Now, when you start up your JVM everything is the same except that a background poller thread is started. Presuming that the file (ours is called TurnOnDebugger) doesn't initially exist, the poller checks for it every N seconds. When the poller first notices it, it throws and immediately catches the TurnOnDebuggerException. Then, the agent is kicked off.
You can't turn it back off, and the machine is not terribly secure when its on. On the upside, I don't think the debugger allows for multiple simultaneous connections, so maintaining a debugging connection is your best defense. We chose the file notification method because it allowed us to piggyback off of our existing Unix authen/author by specifying the trigger file in a directory where only the proper uses have rights. You could easily build a little war file that achieved the same purpose via a socket connection. Of course, since we can't turn off the debugger, we'll only use it to gather data before killing off a sick application. If anyone wants this code, please let me know. However, it will only take you a few minutes to throw it together yourself.

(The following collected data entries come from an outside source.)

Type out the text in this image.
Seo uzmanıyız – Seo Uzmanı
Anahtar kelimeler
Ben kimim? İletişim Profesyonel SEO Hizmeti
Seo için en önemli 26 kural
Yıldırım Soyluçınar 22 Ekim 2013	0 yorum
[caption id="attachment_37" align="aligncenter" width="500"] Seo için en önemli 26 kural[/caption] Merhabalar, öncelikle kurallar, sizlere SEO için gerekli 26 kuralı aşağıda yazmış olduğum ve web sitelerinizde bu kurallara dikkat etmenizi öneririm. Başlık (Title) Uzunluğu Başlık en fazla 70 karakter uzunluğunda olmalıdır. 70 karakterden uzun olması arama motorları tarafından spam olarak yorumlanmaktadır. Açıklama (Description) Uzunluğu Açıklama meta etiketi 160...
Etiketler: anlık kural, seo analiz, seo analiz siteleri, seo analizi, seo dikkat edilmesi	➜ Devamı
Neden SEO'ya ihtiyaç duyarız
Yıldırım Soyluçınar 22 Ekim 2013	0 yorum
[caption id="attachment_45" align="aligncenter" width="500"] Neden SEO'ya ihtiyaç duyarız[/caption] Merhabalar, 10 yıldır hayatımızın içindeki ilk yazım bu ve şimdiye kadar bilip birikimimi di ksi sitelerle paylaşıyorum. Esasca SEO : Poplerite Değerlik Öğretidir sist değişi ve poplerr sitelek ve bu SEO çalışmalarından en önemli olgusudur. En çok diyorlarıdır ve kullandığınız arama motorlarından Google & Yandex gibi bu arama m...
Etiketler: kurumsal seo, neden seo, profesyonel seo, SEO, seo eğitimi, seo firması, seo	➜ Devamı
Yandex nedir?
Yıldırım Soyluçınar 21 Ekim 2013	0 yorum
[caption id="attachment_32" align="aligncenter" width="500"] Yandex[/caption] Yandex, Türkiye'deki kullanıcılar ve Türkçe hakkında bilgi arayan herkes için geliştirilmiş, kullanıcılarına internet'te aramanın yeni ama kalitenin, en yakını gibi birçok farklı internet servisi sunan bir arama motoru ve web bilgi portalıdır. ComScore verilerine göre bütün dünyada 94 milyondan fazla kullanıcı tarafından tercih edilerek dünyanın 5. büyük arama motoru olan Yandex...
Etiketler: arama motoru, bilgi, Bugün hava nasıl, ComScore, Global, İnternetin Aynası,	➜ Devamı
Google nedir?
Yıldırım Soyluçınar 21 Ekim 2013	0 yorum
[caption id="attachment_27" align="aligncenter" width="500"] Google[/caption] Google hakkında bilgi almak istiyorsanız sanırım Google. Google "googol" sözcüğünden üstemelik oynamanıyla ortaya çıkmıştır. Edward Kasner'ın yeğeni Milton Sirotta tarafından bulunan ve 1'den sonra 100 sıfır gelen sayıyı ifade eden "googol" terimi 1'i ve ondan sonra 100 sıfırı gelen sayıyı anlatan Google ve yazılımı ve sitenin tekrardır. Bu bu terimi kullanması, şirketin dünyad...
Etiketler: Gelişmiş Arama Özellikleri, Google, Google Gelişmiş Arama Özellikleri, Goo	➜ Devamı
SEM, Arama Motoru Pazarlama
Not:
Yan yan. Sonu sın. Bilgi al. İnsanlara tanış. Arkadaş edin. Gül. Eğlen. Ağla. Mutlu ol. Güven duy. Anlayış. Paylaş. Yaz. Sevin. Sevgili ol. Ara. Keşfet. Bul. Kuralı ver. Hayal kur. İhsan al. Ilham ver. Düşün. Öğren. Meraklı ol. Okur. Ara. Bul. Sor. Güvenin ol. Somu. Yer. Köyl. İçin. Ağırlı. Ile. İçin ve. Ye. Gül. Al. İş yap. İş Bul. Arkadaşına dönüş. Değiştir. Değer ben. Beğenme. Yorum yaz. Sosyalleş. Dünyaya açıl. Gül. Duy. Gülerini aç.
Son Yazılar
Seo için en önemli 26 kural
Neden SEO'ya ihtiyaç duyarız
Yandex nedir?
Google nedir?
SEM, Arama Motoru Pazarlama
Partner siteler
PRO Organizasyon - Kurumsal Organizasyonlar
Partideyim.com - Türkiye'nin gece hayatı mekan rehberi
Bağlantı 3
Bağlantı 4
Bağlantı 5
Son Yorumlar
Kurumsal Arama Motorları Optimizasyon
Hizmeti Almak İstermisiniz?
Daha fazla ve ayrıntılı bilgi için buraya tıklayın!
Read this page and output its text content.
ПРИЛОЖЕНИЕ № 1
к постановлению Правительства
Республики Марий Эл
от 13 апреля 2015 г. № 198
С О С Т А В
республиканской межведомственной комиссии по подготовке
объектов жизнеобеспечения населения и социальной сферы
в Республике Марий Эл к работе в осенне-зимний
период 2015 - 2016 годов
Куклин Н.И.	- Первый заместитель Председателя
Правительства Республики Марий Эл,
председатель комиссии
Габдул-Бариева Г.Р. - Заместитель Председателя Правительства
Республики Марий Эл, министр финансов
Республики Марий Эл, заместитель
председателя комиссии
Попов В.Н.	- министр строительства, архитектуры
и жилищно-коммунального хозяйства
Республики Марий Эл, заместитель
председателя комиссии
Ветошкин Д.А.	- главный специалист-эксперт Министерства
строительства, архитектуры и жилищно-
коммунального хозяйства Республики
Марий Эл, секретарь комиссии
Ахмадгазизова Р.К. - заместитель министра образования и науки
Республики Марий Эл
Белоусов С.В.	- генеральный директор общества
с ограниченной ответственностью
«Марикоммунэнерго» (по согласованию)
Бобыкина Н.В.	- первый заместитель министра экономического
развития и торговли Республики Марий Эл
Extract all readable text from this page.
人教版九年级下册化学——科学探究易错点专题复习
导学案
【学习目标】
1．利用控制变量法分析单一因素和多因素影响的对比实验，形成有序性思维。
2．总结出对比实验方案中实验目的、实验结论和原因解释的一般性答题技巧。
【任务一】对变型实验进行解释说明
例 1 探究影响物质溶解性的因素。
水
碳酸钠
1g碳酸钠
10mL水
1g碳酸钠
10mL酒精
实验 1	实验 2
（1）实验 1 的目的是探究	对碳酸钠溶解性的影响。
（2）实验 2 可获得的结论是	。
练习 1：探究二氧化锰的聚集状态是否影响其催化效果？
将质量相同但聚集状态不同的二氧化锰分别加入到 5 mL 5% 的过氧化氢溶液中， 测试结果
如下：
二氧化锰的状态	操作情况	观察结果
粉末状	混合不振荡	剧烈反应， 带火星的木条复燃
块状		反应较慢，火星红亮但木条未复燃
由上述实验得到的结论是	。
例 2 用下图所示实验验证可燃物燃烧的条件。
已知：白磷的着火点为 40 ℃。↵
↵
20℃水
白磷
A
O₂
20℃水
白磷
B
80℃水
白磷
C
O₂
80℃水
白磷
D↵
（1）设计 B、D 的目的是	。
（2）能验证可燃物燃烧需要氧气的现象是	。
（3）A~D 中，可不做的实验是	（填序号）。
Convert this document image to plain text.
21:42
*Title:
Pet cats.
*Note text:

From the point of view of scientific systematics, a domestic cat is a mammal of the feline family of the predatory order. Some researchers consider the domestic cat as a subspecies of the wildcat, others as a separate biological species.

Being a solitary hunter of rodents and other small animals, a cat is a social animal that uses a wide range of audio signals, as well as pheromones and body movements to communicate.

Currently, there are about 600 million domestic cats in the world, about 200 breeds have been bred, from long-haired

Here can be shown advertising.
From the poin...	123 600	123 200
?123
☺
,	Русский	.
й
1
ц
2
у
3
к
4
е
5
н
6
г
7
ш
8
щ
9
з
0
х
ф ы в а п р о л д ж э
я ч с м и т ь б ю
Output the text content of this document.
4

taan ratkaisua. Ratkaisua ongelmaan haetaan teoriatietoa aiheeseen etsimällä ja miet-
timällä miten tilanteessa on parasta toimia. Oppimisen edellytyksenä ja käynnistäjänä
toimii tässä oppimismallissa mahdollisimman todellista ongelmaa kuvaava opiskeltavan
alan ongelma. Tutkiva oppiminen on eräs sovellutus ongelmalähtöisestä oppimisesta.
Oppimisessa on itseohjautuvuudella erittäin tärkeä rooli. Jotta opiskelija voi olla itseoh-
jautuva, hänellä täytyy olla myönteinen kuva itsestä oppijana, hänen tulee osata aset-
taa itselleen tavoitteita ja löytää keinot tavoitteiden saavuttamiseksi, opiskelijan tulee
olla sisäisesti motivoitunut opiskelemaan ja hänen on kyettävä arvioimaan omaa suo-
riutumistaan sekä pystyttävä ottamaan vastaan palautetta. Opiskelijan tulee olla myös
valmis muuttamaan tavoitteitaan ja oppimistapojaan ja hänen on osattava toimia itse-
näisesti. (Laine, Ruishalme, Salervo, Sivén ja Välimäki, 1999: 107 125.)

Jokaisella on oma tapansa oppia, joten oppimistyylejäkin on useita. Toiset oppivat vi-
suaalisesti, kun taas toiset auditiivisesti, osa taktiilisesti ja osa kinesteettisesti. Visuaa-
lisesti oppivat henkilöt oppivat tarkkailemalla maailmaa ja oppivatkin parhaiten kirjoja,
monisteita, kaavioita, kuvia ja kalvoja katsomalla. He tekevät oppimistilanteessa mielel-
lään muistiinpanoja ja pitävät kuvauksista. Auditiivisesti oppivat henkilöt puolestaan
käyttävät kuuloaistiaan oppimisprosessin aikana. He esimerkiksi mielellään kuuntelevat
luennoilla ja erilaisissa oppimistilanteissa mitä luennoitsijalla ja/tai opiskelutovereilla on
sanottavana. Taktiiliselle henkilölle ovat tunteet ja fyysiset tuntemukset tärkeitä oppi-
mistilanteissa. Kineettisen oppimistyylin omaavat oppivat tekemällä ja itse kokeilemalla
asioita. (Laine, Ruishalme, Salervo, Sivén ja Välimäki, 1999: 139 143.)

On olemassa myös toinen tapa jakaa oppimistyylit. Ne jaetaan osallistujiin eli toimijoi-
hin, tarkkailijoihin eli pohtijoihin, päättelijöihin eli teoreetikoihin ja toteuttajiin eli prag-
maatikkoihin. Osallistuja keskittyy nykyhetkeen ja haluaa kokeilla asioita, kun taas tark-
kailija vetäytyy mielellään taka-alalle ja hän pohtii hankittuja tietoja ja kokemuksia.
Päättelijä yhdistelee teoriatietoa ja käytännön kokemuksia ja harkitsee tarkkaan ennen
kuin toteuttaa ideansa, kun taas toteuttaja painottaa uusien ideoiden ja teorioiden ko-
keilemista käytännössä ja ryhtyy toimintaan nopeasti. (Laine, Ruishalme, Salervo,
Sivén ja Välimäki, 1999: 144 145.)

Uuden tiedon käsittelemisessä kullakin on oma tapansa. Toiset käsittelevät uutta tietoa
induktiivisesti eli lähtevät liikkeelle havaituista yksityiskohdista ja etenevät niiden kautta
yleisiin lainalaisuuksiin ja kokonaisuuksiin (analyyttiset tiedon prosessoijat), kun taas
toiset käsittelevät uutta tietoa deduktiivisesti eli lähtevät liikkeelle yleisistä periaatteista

If you use SSH you can allow tunneling and tunnel a port to your local host. No development required, all done using sshd, ssh and/or putty.
The debug socket on your java server can be set up on the local interface 127.0.0.1.
You're absolutely right: the Java Debugging API is inherently insecure. You can, however, limit it to UNIX domain sockets, and write a proxy with SSL/SSH to let you have authenticated and encrypted external connections that are then proxied into the UNIX domain socket. That at least reduces your exposure to someone who can get a process into the server, or someone who can crack your SSL.
Export information/services into JMX and then use RMI+SSL to access it remotely. Your situation is what JMX is designed for (the M stands for Management).
Good question.
I'm not aware of any built-in ability to encrypt connections to the debugging port.
There may be a much better/easier solution, but I would do the following:
Put the production machine behind a firewall that blocks access to the debugging port(s).
Run a proxy process on the host itself that connects to the port, and encrypts the input and output from the socket.
Run a proxy client on the debugging workstation that also encrypts/decrypts the input. Have this connect to the server proxy. Communication between them would be encrypted.
Connect your debugger to the proxy client.